There's a lot more to Mary Ellen's series besides overt hating on men; there's a lot of masculine femininity and feminine masculinity, grotesque intimacy and cultural violence, and exploration of sex as a commodity and as an animalistic norm. Mostly the pictures speak for themselves. 
My other interest in Falkland Road comes as a way for me to seek some sort of understanding of machismo culture. Today I am angry as I realize how masculine this neighborhood, Bay Ridge, is. I don't think its an accident that I now call Bay Ridge home.

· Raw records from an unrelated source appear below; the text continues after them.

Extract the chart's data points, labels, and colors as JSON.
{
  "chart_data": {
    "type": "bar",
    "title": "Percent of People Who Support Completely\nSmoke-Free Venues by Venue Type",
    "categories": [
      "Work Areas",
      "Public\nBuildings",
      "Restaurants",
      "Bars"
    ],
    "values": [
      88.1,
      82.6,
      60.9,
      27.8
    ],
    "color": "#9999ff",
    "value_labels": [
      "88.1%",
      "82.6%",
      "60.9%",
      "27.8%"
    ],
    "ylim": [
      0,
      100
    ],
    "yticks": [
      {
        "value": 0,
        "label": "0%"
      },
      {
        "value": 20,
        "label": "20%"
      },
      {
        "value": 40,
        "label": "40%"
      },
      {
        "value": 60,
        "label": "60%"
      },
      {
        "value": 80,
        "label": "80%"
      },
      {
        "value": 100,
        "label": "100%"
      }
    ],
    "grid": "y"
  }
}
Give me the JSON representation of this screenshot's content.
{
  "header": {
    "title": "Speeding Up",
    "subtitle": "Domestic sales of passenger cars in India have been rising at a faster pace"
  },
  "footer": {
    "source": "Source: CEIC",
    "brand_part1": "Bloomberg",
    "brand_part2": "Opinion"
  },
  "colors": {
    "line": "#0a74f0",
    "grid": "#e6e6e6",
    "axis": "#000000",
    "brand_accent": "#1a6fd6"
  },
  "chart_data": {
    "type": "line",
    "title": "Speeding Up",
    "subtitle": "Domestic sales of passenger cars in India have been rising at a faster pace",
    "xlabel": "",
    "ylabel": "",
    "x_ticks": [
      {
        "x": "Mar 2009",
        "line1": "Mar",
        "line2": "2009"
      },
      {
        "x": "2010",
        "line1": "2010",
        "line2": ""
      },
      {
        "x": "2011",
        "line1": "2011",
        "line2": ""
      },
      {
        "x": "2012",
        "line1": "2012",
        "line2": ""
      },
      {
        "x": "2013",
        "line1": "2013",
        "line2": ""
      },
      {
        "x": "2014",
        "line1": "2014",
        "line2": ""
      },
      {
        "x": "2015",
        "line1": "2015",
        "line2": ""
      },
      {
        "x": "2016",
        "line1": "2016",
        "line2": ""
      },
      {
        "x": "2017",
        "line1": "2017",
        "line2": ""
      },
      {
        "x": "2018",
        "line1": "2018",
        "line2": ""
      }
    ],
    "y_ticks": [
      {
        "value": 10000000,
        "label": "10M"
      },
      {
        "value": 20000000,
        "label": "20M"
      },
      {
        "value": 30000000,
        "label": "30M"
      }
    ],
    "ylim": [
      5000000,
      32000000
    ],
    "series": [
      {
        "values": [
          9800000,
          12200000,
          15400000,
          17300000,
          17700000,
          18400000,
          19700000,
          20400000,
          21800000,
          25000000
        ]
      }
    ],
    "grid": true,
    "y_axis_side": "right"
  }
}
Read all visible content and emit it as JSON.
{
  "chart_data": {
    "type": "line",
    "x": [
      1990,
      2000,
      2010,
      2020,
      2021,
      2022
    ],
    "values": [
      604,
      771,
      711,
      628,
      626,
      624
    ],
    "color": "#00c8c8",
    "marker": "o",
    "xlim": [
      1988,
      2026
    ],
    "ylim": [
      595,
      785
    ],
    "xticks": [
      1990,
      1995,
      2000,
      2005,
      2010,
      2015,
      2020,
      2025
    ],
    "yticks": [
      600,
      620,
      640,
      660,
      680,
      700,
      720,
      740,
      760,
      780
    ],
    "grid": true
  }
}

So I chose to make a screenshot of a text message with this woman I've been so obsessive (does obsession approach hatred ever), enmeshed with. The screenshot, for one, serves as this new type of documentary for me. The two images together explore the dichotomy between the immediate sexual and the thought out, helpless idealization of love, as well as the clash between my experience of being an American Lesbian and the experience of being a woman in India.  Also to note, it is very interesting to look at how one thing can be so removed from us when it is across the world from us, yet another thing so menial can be so intense, so comparing the image of the text with the MEM image explores the scale of intensity. When I look at Falkland Road, I feel a sadness rooted in my lack of understanding of this experience, and when I look at the texts that have ensued over the past month, I feel gutted.